Research


Overall objectives

The focus of Whisper is on how to develop (new) and improve (existing) infrastructure software. Infrastructure software (also called systems software) is the software that underlies all computing. Such software allows applications to access resources and provides essential services such as memory management, synchronization and inter-process interactions. Starting bottom-up from the hardware, examples of infrastructure software include operating systems, virtual machine hypervisors, managed runtime environments, and standard libraries. For such software, efficiency and correctness are fundamental. Any overhead will impact the performance of all supported applications. Any failure will prevent the supported applications from running correctly. Whisper addresses these dual problems of infrastructure software performance and correctness, both in a given instance of the software and as the software evolves.

In terms of methodology, Whisper is at the interface of the domains of operating systems, software engineering and programming languages. Our approach is to combine the study of problems in the development of real-world infrastructure software with concepts in programming language design and implementation, e.g., of domain-specific languages, and knowledge of low-level system behavior. A focus of our work is on providing support for legacy code, while taking the needs and competences of ordinary system developers into account. We will put an emphasis on achieving measurable improvements in performance and correctness in practice, and on feeding these improvements back to the infrastructure-software developer community.

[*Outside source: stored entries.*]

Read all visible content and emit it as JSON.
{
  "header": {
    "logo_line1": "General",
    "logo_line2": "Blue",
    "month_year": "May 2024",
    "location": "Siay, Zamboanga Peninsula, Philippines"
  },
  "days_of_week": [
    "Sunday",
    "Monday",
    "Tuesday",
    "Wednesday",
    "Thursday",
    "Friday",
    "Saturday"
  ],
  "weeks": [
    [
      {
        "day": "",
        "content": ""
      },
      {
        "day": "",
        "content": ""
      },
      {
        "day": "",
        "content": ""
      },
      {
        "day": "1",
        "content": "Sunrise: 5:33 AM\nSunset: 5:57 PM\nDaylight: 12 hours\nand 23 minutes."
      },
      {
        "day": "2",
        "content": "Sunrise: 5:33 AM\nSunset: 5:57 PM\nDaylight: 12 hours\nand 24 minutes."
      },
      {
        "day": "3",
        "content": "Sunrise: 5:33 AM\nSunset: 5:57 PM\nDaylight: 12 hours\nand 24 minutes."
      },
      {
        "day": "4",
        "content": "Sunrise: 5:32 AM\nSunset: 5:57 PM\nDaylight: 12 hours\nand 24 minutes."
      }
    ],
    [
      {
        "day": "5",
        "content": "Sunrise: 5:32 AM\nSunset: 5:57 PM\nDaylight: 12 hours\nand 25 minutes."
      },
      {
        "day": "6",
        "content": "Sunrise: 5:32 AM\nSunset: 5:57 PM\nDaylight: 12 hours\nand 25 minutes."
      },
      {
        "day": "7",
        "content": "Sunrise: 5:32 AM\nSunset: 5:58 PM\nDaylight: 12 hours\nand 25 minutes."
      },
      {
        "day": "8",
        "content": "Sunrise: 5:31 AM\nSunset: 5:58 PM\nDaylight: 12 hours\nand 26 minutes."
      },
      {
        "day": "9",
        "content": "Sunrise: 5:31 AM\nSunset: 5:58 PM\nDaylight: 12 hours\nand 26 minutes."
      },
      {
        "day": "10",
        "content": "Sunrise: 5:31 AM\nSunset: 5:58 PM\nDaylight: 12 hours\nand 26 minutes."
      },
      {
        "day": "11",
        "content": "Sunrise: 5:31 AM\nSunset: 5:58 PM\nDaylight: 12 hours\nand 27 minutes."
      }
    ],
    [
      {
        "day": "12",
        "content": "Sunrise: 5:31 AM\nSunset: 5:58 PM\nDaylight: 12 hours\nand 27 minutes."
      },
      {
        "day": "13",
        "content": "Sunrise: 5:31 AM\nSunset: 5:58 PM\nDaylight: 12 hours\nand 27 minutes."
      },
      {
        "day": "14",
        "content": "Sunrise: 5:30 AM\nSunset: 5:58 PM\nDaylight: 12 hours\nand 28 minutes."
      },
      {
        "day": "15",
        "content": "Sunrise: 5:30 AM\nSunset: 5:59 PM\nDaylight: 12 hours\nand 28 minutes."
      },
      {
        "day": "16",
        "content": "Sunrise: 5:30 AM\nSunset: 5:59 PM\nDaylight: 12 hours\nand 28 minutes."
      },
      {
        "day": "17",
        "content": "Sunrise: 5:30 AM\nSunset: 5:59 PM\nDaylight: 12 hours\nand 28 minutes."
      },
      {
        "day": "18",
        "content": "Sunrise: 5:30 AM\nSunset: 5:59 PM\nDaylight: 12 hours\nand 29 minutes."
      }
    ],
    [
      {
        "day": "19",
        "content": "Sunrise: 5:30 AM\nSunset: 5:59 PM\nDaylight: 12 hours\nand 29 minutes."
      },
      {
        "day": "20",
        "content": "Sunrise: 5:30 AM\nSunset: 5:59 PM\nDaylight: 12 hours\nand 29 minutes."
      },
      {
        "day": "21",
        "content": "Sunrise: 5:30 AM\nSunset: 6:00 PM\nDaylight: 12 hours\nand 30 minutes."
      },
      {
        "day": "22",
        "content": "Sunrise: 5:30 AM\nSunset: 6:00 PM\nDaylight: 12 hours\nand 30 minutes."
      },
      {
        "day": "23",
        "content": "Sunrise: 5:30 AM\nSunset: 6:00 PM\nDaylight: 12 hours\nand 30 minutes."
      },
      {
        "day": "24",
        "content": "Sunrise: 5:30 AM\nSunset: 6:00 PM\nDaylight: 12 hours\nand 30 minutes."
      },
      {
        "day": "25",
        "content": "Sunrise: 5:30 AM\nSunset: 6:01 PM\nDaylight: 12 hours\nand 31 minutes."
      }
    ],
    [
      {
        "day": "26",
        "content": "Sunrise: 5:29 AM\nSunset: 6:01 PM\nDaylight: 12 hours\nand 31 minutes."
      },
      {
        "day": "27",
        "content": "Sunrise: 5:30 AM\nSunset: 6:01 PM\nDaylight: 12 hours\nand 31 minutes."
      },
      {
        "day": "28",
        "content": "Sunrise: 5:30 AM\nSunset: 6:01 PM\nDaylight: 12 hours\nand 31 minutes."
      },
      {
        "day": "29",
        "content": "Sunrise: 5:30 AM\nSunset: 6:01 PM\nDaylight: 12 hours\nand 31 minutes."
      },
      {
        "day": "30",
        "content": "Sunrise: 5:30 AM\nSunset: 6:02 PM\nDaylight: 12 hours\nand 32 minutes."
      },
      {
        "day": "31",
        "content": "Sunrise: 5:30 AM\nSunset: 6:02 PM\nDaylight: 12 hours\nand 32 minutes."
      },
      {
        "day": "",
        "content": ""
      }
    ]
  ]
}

We focus on two main axes. The first axis, system performance, targets the performance of applications, in both bare-metal and virtual environments, based on the impact of operating-system services. This direction not only involves proposing new algorithms, but also designing tools and methodologies to help developers understand the system behavior. When addressing these areas, we will explore the use of DSLs, when appropriate, to enhance the usability, configurability, reliability, and robustness of the proposed approaches. The second axis, system re-engineering, targets the quality of legacy infrastructure software. Infrastructure software tends to evolve faster than many of its users are able to keep up with, leading to massive ecosystem fragmentation. Building on tools such as Coccinelle for automating widespread code changes, we will investigate how to facilitate and improve the reliability of the maintenance of such variants, for example in terms of identifying, adapting, and applying relevant bug fixes.